Braga, sábado

Município de Braga aprova contas de 2019 com votos contra da oposição

Regional

12 Junho 2020

Redação

A Câmara de Braga aprovou hoje, por maioria, o Relatório de Gestão e Contas de 2019, com os votos contra da oposição, sobretudo por causa do valor da dívida de curto prazo.

A Câmara de Braga aprovou hoje, por maioria, o Relatório de Gestão e Contas de 2019, com os votos contra da oposição, sobretudo por causa do valor da dívida de curto prazo.

O vereador do PS Artur Feio aludiu a um “aumento brutal” da dívida de curto prazo, sublinhando que passou de 6 milhões de euros em 2013 para 21 milhões em 2019.

Em relação a dívidas a fornecedores, Feio disse que poderá ascender a mais de 11 milhões de euros, depois de contabilizadas as faturas “que vão circulando internamente” e que a maioria “vai empurrando com a barriga”.

Já o vereador da CDU, Carlos Almeida, disse que a dívida de curto prazo até diminuiu em 2019 em cerca de 6 milhões de euros, mas vincou que continua a ter “um peso muito significativo”, traduzindo-se na dificuldade de pagamento aos fornecedores e ao aumento do prazo médio de pagamento.

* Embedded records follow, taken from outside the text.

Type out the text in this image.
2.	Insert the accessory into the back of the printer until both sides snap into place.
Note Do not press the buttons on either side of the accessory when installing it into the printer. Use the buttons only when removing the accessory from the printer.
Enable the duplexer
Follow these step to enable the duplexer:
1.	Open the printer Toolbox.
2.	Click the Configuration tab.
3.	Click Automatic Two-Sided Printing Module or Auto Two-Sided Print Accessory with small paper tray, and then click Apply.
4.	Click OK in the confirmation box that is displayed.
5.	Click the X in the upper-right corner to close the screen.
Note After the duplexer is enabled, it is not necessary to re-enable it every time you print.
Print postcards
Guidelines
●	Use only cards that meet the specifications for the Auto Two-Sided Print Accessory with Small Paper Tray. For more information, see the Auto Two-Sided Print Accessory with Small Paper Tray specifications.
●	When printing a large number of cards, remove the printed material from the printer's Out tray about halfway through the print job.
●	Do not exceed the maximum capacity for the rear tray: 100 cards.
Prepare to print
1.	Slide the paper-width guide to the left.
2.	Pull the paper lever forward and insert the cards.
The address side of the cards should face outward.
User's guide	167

O presidente da Câmara, Ricardo Rio, eleito pela coligação PSD/CDS/PPM, lembrou que em análise está o relatório de 2019 e que nesse ano “já houve redução da dívida”.

“O grande endividamento foi em 2018”, referiu o autarca.

Artur Feio destacou ainda a “muito grande” taxa de conflitualidade do município, “com dezenas e dezenas de processos que se vão acumulando”, mas Rio respondeu que, com a exceção de um caso relacionado com o pagamento das 40 horas aos trabalhadores, a Câmara ganhou todos os processos “relevantes”.

Condenações, acentuou, só em processos que vinham de trás, do tempo em que o município era gerido pelo PS, como no caso do Estádio Municipal.

O vereador comunista criticou ainda o aumento da carga fiscal, que já representa mais de metade das receitas totais.

“O peso das receitas fiscais não para de subir, só em 2019 aumentou em 6 milhões de euros”, referiu.

O presidente da Câmara contrapôs que não há nenhum imposto municipal que tenha visto as taxas agravadas desde 2013, frisando que o aumento das receitas fiscais se ficou a dever ao dinamismo imobiliário e económico do concelho, que se reflete no Imposto Municipal sobre a Transmissão Onerosa de Imóveis (IMT).

Lembrou ainda que não há margem para reduzir mais o IMI, depois de em 2013 o executivo socialista já o ter baixado em 12,5 por cento.

O investimento da Câmara de Braga rondou os 20 milhões de euros em 2019, ano em que o passivo desceu cerca de 5,8 milhões de euros, cifrando-se em 126 milhões.

As dívidas de curto prazo a terceiros diminuíram 6,6 milhões de euros.

Já a receita cobrada bruta arrecadada foi de 113,3 milhões de euros, o que representa uma taxa de execução face ao orçado corrigido de 88% e um crescimento de 14% face a 2018.

A receita corrente alcançou em 2019 uma taxa de execução de 98,3% face ao orçado corrigido e corresponde a 84,9% da receita arrecadada pela autarquia.

Neste capítulo, o município realça que a taxa de crescimento comparada com o exercício de 2018, de 10,1 por cento.